Massey researchers are worried for their futures at the university amid a radical digital shake-up.
It's understood the university is poised to announce a major restructure, affecting staff across its three campuses in Auckland, Palmerston North and Wellington.
Auckland academic staff have told the Herald they fear a new online-focused strategy could see science positions lost from Massey's Albany campus.
Several senior staff members have also hit out at what they consider a lack of consultation – and one said they felt "betrayed" over the proposals.
The furore centred around a just-launched online-based strategy called Digital Plus, which the university has touted as a way to future-proof its offerings.
Under the strategy, and to avoid "duplication", there would be a single "anchor campus" for each subject where it would be taught face-to-face and online, while elsewhere they'd be offered digitally.
Although no decision has been made, Albany science staff fear the "anchor campus" for their subject would become Manawatu – affecting many full-time academics and many other research officers and PhD students in Auckland.
Under this scenario, the most affected group would likely be Albany's School of Natural and Computational Sciences (SNCS), which boasts some of the world's leading scientists.
It was one of six schools under Massey's College of Sciences, which also included the Albany-based School of Built Environment and the Manawatu-based schools of Veterinary Science and of Food and Advanced Technology.
The college's pro-vice chancellor, Professor Ray Geor, was scheduled to visit Albany on Wednesday.
One academic told the Herald that staff had been reeling since the proposed new structure was announced.
"We are still trying to recover from the initial shock… we feel like we aren't being represented at the highest levels of the university," they said.
"I keep varying between feeling incredibly anxious about what's going to happen, and feeling really depressed about Massey abandoning this group of people that's worked really hard to build something great in Albany."
They were aware of colleagues who were already beginning to send their CVs off.
"A lot of people are thinking, if there is going to be a purge, I might not survive it, and I have some funding, I have to protect the people that are working with me, and I have to start looking for other jobs."
Another senior staff member claimed Digital Plus had been "bulldozed" through by the university's senior leadership team, without being put to the Academic Board.
"We already see staff leaving or looking for other jobs. Many world-leaders in their field are disgusted and look for other opportunities overseas."
A third staff member compelled university leadership to "walk the talk" and engage properly in consultation.
They were sceptical about the Digital Plus strategy itself - particularly in effectively teaching science - and worried what it would mean for attracting students.
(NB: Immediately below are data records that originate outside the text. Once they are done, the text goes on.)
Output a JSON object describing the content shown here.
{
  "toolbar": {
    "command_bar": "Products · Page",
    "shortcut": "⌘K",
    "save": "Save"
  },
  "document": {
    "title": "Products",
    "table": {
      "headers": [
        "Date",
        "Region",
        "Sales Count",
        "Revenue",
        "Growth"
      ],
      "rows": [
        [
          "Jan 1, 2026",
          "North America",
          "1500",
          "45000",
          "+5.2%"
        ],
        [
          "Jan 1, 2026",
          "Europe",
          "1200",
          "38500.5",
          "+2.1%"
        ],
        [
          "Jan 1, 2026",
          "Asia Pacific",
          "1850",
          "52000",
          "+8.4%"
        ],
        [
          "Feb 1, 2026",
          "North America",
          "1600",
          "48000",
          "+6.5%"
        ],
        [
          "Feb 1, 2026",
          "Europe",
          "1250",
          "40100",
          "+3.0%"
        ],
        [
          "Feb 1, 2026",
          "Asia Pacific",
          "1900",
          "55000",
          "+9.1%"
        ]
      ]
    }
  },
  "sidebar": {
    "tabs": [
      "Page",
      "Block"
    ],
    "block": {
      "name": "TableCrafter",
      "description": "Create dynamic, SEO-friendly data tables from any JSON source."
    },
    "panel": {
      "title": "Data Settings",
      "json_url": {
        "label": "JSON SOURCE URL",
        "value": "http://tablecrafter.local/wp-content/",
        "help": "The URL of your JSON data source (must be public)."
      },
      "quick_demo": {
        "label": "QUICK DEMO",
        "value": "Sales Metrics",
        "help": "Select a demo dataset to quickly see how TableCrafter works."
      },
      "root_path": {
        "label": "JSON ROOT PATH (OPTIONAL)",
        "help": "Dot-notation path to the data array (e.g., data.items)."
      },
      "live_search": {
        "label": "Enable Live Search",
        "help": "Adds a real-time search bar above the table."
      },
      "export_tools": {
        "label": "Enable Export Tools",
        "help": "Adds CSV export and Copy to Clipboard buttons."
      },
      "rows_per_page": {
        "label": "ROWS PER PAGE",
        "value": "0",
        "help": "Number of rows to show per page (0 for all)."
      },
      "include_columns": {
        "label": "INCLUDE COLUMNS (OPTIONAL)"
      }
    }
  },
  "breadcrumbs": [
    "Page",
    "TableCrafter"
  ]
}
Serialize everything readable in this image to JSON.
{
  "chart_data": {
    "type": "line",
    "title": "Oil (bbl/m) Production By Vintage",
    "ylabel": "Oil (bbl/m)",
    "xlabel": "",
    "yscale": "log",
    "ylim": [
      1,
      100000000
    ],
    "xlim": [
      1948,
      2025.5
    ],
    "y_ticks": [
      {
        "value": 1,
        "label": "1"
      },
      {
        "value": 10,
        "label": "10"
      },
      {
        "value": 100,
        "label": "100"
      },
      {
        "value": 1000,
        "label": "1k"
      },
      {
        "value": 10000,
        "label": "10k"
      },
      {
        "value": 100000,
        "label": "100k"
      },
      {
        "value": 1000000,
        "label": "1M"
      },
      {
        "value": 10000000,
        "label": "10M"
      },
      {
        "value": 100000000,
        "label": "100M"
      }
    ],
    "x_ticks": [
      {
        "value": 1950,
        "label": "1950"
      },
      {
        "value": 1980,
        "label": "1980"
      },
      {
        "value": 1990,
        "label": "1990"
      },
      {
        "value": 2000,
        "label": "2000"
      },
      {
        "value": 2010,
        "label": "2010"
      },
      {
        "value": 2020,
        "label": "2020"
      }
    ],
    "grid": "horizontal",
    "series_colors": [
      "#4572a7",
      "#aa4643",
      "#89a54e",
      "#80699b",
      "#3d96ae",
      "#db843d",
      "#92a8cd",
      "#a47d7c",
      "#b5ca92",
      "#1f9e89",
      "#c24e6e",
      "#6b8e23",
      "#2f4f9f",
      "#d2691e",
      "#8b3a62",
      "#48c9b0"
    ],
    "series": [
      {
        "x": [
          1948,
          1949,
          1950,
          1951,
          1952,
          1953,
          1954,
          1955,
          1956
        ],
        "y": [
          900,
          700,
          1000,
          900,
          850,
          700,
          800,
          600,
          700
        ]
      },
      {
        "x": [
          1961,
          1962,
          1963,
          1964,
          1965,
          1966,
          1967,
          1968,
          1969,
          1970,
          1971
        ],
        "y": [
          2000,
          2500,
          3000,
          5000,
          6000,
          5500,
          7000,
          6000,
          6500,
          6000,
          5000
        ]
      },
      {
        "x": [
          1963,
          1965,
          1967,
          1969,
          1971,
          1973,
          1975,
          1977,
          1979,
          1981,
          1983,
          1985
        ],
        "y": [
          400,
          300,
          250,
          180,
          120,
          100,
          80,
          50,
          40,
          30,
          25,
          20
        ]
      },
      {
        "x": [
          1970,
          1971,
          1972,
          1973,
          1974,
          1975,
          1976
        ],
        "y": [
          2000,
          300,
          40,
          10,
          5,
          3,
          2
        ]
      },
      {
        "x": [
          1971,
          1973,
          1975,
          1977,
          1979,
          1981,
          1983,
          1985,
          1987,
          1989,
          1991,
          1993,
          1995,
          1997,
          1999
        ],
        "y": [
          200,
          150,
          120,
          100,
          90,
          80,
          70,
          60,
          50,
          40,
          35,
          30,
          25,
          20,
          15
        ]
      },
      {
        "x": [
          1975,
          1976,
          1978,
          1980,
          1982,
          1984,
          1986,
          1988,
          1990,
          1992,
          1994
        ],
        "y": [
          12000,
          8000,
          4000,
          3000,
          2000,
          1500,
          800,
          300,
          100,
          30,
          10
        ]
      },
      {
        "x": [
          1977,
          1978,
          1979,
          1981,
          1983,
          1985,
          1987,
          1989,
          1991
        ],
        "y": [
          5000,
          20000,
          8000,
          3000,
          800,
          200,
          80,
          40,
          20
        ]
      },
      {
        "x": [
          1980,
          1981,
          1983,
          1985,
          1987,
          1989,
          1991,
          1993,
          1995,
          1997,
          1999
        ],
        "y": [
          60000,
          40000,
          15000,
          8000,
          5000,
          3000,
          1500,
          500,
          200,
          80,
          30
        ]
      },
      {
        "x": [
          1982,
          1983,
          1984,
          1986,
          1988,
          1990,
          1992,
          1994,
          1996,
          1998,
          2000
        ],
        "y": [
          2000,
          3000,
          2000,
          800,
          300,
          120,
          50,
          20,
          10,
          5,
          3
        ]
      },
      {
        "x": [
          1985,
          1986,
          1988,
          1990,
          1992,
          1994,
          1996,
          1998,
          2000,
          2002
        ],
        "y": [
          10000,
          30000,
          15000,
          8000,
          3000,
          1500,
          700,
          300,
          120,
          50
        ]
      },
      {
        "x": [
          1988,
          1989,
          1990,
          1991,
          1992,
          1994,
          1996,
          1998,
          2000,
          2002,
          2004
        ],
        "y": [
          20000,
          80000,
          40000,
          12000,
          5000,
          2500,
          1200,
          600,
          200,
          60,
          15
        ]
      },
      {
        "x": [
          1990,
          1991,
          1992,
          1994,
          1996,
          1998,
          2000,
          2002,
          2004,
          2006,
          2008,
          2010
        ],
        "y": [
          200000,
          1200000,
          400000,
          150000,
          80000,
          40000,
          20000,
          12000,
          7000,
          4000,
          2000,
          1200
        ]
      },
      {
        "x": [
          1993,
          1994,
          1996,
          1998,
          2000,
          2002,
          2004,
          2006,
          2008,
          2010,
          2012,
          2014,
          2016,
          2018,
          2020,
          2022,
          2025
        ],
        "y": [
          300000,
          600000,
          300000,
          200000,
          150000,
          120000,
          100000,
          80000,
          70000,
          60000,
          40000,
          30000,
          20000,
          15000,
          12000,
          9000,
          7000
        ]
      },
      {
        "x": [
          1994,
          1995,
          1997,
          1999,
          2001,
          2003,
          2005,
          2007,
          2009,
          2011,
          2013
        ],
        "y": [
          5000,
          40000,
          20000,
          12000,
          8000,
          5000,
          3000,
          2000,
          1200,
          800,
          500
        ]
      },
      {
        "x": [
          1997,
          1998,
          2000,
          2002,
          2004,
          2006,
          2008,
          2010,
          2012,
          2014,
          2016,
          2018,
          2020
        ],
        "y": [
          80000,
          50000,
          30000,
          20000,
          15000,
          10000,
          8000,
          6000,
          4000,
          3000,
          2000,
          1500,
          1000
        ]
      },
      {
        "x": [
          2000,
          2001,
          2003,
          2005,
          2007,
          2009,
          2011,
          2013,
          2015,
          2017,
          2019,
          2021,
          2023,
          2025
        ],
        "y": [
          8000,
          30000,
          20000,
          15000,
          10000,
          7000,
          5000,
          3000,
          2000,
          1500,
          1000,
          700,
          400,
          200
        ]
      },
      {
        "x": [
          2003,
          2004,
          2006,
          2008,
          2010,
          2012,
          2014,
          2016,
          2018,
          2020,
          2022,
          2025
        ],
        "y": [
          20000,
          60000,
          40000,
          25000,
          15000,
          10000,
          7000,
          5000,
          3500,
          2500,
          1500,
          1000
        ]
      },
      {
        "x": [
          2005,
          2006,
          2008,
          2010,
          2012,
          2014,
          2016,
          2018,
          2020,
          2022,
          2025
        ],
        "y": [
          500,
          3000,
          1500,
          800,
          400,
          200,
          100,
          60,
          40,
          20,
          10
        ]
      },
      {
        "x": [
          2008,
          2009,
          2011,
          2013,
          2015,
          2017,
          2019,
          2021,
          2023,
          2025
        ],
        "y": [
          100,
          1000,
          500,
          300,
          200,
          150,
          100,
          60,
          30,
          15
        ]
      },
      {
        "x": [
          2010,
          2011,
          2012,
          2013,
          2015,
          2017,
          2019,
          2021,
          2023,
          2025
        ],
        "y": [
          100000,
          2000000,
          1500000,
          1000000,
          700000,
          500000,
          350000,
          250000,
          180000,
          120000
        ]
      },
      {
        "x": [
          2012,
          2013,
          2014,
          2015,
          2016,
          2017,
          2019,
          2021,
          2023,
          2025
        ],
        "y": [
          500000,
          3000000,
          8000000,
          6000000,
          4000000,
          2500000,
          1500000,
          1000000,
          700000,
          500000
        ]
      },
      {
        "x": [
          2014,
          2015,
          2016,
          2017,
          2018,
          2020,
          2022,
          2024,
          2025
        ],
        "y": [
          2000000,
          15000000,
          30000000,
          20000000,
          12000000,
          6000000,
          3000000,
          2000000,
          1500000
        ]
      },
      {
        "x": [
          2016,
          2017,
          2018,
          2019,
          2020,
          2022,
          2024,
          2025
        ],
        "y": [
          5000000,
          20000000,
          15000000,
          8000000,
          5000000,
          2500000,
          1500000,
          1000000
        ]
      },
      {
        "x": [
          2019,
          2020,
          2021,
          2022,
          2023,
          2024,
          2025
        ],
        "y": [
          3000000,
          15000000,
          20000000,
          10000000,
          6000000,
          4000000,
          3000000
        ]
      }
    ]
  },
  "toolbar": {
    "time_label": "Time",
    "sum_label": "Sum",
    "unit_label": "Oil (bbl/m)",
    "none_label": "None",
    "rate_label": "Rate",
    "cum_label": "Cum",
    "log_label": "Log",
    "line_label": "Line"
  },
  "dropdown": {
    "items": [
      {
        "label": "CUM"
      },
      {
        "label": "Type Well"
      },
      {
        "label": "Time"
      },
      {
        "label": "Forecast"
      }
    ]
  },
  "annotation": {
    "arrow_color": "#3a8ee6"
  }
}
They described the SNCS as a small but high-performing school that boasted more Marsden Fund and Performance-Based Research Fund (PBRF) grants than any group like it in New Zealand.
And a fourth said: "We have a massive credibility crisis, focused on the Vice Chancellor.
"The environment across staff in each campus is one of low or zero trust in the top leadership."
The frustrations, which came after months of dissent over moves such as a now-ditched proposal to introduce car parking charges at the campus, were aired at a packed staff meeting at Albany this week.
An FAQ sheet provided to staff stated that, although Digital Plus wasn't "an announcement of redundancies", it was likely to affect "some" academic staff whose subjects were currently spread across more than one campus.
"Any changes affecting staff will go through a proper proposal for change consultation process. Until that process takes place, the university will not be in a position to know if, or how many, jobs will be lost as some staff may move into different roles," it stated.
Staff were also told it wasn't "a done deal" and that no decisions had been made, and were promised "full and thorough consultation processes".
The Herald asked Massey whether the science college would be entirely based out of Palmerston North; whether there would be job losses, and if so, how many; whether it would negatively impact its ability to attract students; and what the process would be from here.
A spokesperson said the university wasn't able to yet comment on what approaches would be taken, and referred the Herald to a January media release about Digital Plus.
In it, Provost Giselle Byrnes described the strategy as "an ambitious step-change".
"Most students, whether school leavers or mature students, now opt to study in blended and flexible mode. Domestic students can no longer be defined as being 'on campus' or 'online'," she said.
"These distinctions are becoming increasingly blurred as students choose a more flexible approach to their learning.
"We believe that digitally enhanced and digitally mediated learning platforms can deliver flexibility and enhance more personalised learning.
"And we believe that students deserve and expect to have excellent and equivalent learning experiences, regardless of where they are located and whatever medium they choose to study through."
Byrnes said all decisions would be evidence-based and made according to agreed policies and procedures.
"We want to ensure our decision making is consistent, strategic and focused on what is best for the future of Massey University."